What implications are there should the Federal Reserve slow down the printing of the dollar? The dollar will definitely increase against other currencies, which is what we have already seen as investors move their money out of other asset classes (gold and silver included) to invest in the US dollar and their stock exchanges. For example, the S&P 500 has been up around 16% since the start of the year.
This outflow of money from gold and silver into US dollar and its stock exchanges is likely to cause prices of gold and silver to fall. Does that mean that we should steer clear of physical precious metals? Investors might have forgotten two very key issues. Firstly, even though we have not seen it thus far, all the money that has been generated so far will definitely contribute to inflation in the mid to long term and this will result in the further weakening of the dollar. Investors who therefore want to protect themselves against this inflation is likely to buy into precious metals, especially when the prices are trading at much lower than their peaks.
Secondly, investors might have missed the point that even if the Federal Reserve taper quantitative easing or stop them completely, it does not change the fact that the United States still owes the world more than USD $ 16tn and this amount is increasing every single day due to new debt as well as the amount incurring interest.
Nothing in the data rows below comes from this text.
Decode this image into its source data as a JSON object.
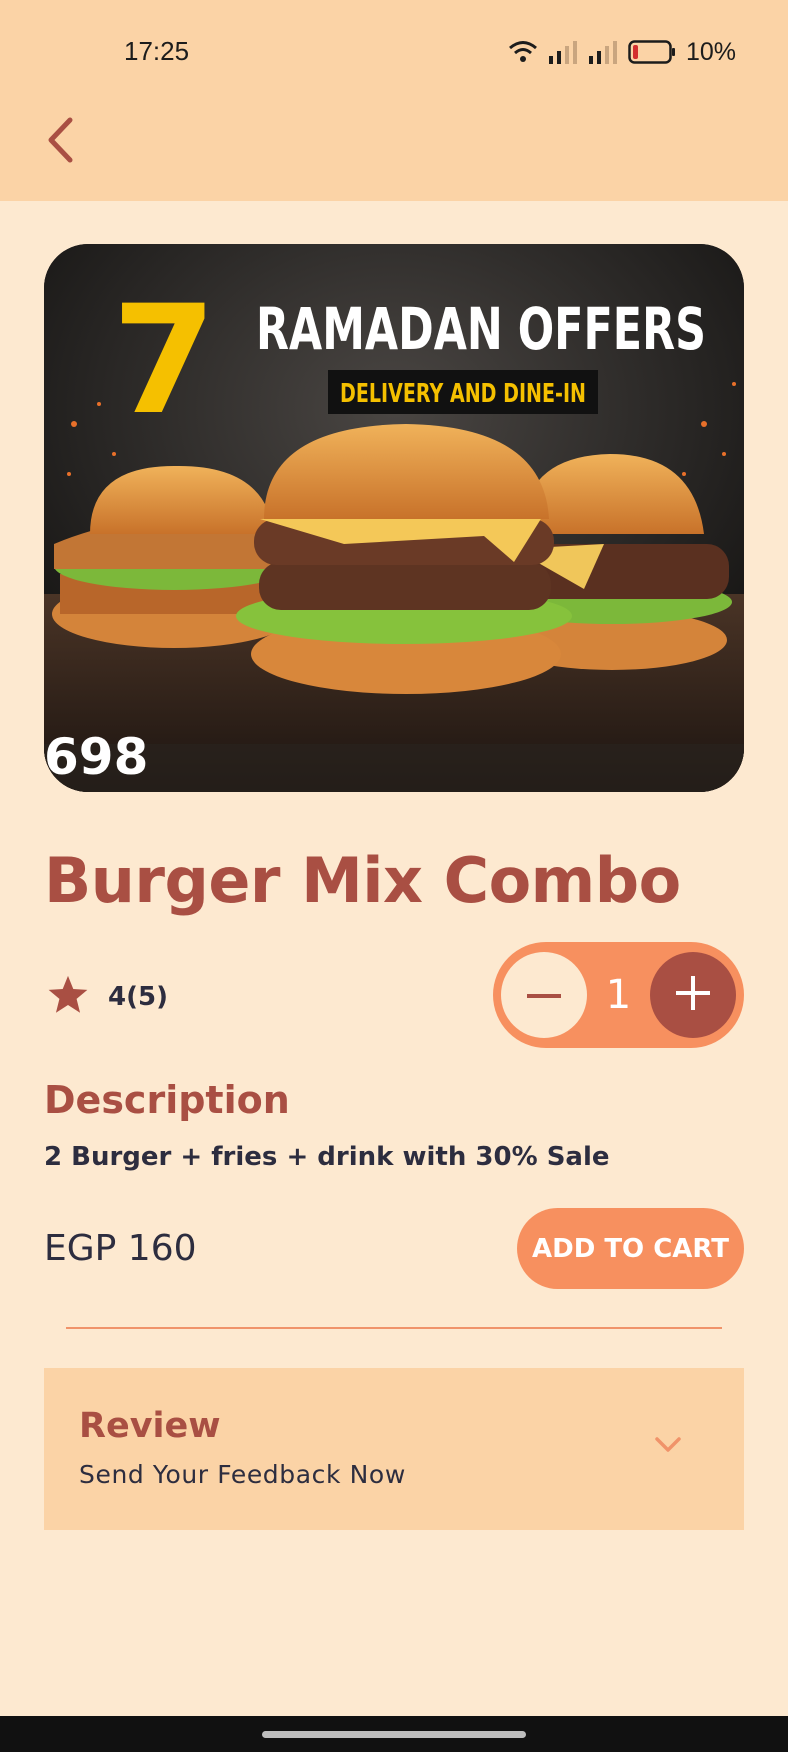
{
  "status_bar": {
    "time": "17:25",
    "battery": "10%",
    "icons": [
      "wifi-icon",
      "signal-icon",
      "signal-icon",
      "battery-icon"
    ]
  },
  "header": {
    "back_icon": "chevron-left-icon"
  },
  "hero_image": {
    "big_number": "7",
    "headline": "RAMADAN OFFERS",
    "tagline": "DELIVERY AND DINE-IN",
    "corner_text": "698"
  },
  "product": {
    "name": "Burger Mix Combo",
    "rating": "4(5)",
    "quantity": "1",
    "description_heading": "Description",
    "description": "2 Burger + fries + drink with 30% Sale",
    "price": "EGP 160",
    "add_to_cart_label": "ADD TO CART"
  },
  "review": {
    "title": "Review",
    "subtitle": "Send Your Feedback Now"
  },
  "colors": {
    "header_bg": "#fbd3a6",
    "page_bg": "#fde9d0",
    "accent": "#a94f43",
    "orange": "#f7905f",
    "text_dark": "#2d2d3f"
  }
}
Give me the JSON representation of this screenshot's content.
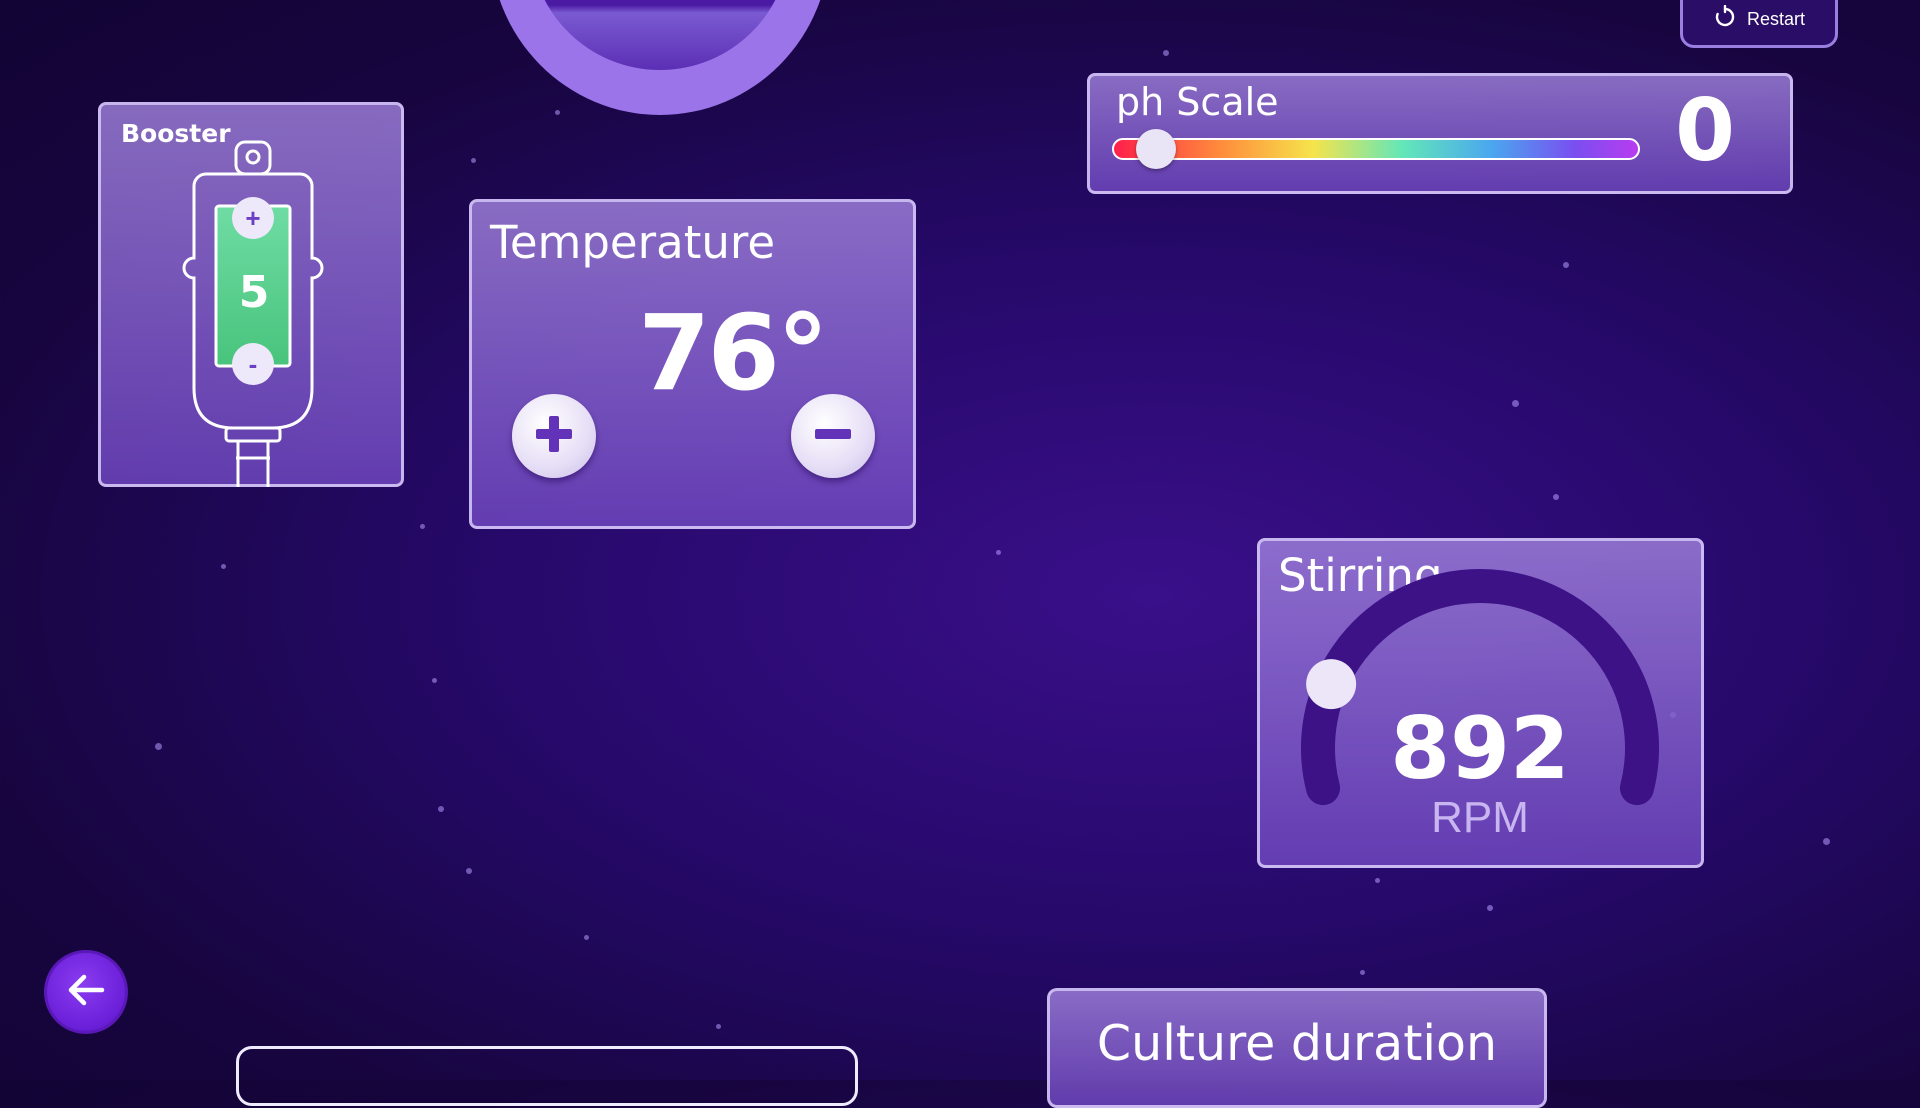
{
  "toolbar": {
    "restart_label": "Restart",
    "restart_icon": "refresh-icon"
  },
  "booster": {
    "title": "Booster",
    "value": "5",
    "plus": "+",
    "minus": "-"
  },
  "temperature": {
    "title": "Temperature",
    "value": "76°",
    "plus_icon": "plus-icon",
    "minus_icon": "minus-icon"
  },
  "ph": {
    "title": "ph Scale",
    "value": "0",
    "slider_fraction": 0.02
  },
  "stirring": {
    "title": "Stirring",
    "value": "892",
    "unit": "RPM",
    "dial_fraction": 0.18
  },
  "culture": {
    "title": "Culture duration"
  },
  "nav": {
    "back_icon": "arrow-left-icon"
  },
  "colors": {
    "accent": "#7a2ff0",
    "panel_border": "#d2c3f5",
    "background": "#1e0753"
  }
}
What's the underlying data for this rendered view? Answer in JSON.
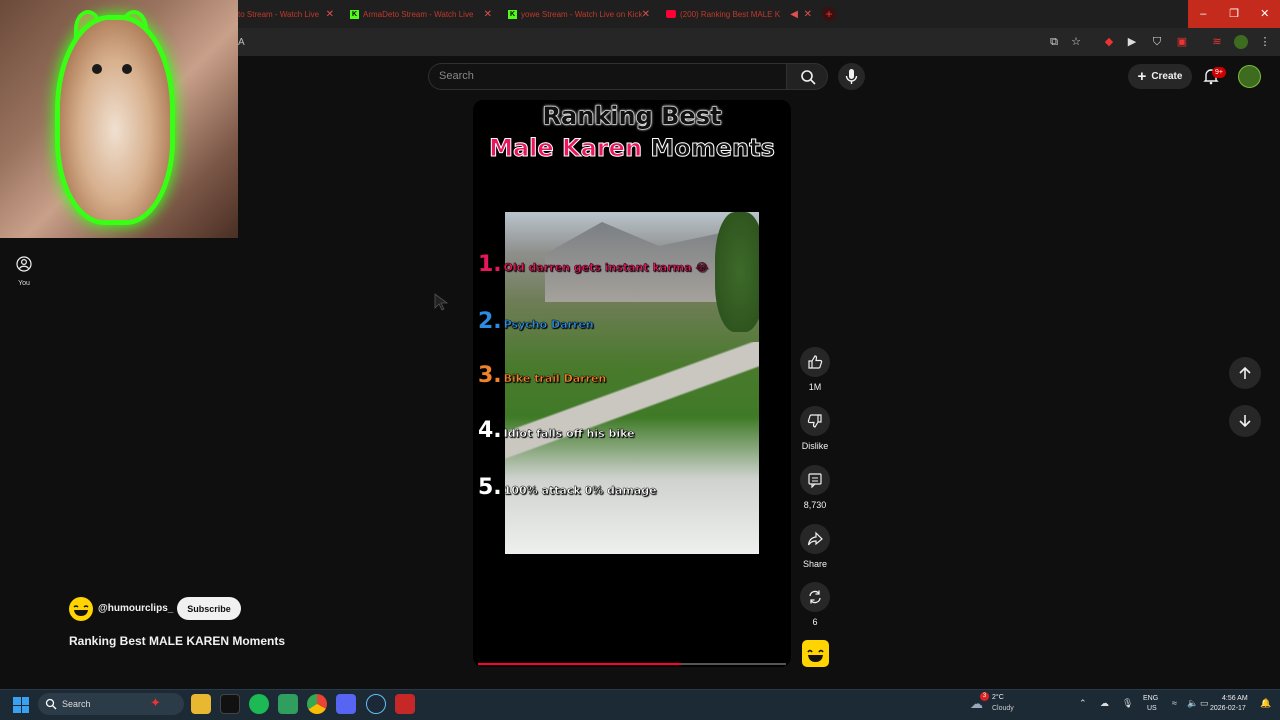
{
  "browser": {
    "tabs": [
      {
        "label": "to Stream - Watch Live",
        "icon": "kick-icon"
      },
      {
        "label": "ArmaDeto Stream - Watch Live",
        "icon": "kick-icon"
      },
      {
        "label": "yowe Stream - Watch Live on Kick",
        "icon": "kick-icon"
      },
      {
        "label": "(200) Ranking Best MALE K",
        "icon": "youtube-icon"
      }
    ],
    "address": "A",
    "window_controls": [
      "–",
      "❐",
      "✕"
    ]
  },
  "youtube": {
    "search_placeholder": "Search",
    "create_label": "Create",
    "notifications_badge": "9+",
    "sidebar_you": "You"
  },
  "short": {
    "title_line1": "Ranking Best",
    "title_line2_colored": "Male Karen",
    "title_line2_rest": "Moments",
    "ranks": [
      {
        "num": "1.",
        "text": "Old darren gets instant karma 😂",
        "color": "#e8175d"
      },
      {
        "num": "2.",
        "text": "Psycho Darren",
        "color": "#2b8ce0"
      },
      {
        "num": "3.",
        "text": "Bike trail Darren",
        "color": "#f0832a"
      },
      {
        "num": "4.",
        "text": "Idiot falls off his bike",
        "color": "#ffffff"
      },
      {
        "num": "5.",
        "text": "100% attack 0% damage",
        "color": "#ffffff"
      }
    ],
    "progress_fraction": 0.66,
    "channel_handle": "@humourclips_",
    "subscribe_label": "Subscribe",
    "video_title": "Ranking Best MALE KAREN Moments"
  },
  "actions": {
    "like_count": "1M",
    "dislike_label": "Dislike",
    "comments_count": "8,730",
    "share_label": "Share",
    "remix_count": "6"
  },
  "taskbar": {
    "search_label": "Search",
    "weather_temp": "2°C",
    "weather_desc": "Cloudy",
    "weather_badge": "3",
    "lang_line1": "ENG",
    "lang_line2": "US",
    "time": "4:56 AM",
    "date": "2026-02-17"
  },
  "colors": {
    "youtube_red": "#ff0033",
    "accent_pink": "#e8175d",
    "glow_green": "#39ff14"
  }
}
To give you an idea how severe this level of debt is, consider the gross domestic product of the United States. It currently collects around USD $15tn per financial year and most of this amount has to be spent on day to day issues like education, military defense and social security just to name a few. Unless there are significant changes to the amount of money that the United States collect, it is highly unlikely that they would have any extra money to pay down their level of debt.
Despite the complexity and intricacies of economics and finance, there is one thing that is very simple to understand and everyone will agree. Money borrowed has to be returned, one way or another, sooner or later.With the current debt that the United States is facing and the amount of money they are bringing in currently, they only really have a few options that they could do.
Firstly, they could look at increasing the amount of money that they bring in, which means that they could potentially look at improving output and hence exports. However, this might prove to be a challenge with the rise of other economies like the BRICs (Brazil, Russia, India and China). Secondly, they could of course choose to print more money to pay their earlier debt, which would bring us back to square one once again. Lastly, and the most undesirable, would be that the United States would default on their debts to the rest of the world and cause a financial meltdown worldwide. One of the assets whose prices would soar would be the physical precious metals as this is an asset that has stood the test of time and retained it’s value for many, many years. Its current fall in prices makes no sense at all given its strong fundamentals.
In the current supposed boom in the global financial markets, one must carefully consider the implications of what the governments are doing and then make informed decisions.